In our previous BLOG on No-SQL databases, we focused on Big Data.  We explored the idea that because of the enormous size of the underlying data, our former notions of data efficiency and order no longer apply.  Rather than spread related data across numerous, normalized tables, we strive to keep related data together.  In doing so, we greatly simplify the task of retrieving and storing data.  When we need it, the data is stored in one complex record in one table.  One read and we have it.

But in simplifying the retrieval and storage of data, we create complexity of another kind.  How do we keep track of data that we formerly parsed out with logical precision to individual tables?

  • Customers can place many orders.
  • The orders can contain many line items.
  • The line items can, in turn represent many products.
  • There are invoices to be sent out
  • Backorders to be dealth with, and
  • payments to be received.

How do we propose to store all of this data in one record?
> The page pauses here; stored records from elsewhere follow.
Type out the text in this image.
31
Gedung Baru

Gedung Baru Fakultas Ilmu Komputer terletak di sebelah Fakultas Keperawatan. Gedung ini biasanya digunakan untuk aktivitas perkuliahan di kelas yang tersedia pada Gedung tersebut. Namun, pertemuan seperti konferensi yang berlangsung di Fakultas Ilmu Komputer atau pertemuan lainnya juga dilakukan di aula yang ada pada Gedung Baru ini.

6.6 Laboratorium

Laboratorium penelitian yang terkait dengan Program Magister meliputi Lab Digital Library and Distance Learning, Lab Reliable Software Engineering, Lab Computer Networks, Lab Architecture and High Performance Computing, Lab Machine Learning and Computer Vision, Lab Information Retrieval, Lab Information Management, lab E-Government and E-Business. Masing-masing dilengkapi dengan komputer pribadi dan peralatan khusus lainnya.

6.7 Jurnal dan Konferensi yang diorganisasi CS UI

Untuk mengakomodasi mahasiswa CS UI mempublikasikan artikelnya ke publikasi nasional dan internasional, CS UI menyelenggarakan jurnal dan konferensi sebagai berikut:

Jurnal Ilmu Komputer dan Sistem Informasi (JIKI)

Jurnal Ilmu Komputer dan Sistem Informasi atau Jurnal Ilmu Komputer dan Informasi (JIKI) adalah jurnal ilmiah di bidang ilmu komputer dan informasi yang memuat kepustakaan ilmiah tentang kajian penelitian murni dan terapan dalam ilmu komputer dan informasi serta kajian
In answering this question, we find that our data takes on an unusual shape or topography.  Each”record” is no longer flat like Kansas.  On the contrary, it has contours, shapes, and texture, like Colorado.

We find that each of our data records are lumpy.  They accommodate all the data necessary to describe the underlying business or information problem.

In No-SQL, tThe records and tables are so different, in fact, that when we refer to them we must use different terms.  We refer to collections rather than tables because the structure of the collections are diverse enough to accommodate many different aspects of one data problem.  And we refer to documents rather than records because a record implies structural uniformity rather than the diversity of information that the No-SQL database can accommodate.

But do not confuse No-SQL documents with a word document or other kind of unstructured computer text files.  These are highly-structured data-rich groupings of information designed expressly to accommodate our high performance data storage and retrieval needs.

In attempting to understand the benefits of No-SQL, we can find a helpful analogy in physics where the conceptual transition from Newtonian physics to Einsteinian physics comes to mind.  In Einsteinian physics, space is no longer Euclidean.  It becomes curved.  And time is no longer purely fixed intervals, it behaves differently depending on the relative speed of the objects in question.

Similarly, in No-SQL we no longer think of documents (formerly records) as uniform in length or field count.  Documents can contain a variety of related information that is stored together to describe our business problem or data problem.

We refer to the topography of the documents (the diverse shape of the records)  in a No-SQL database.  Understanding this topography and knowing that it is dynamic and can be changed over time with relative ease is a powerful concept indeed.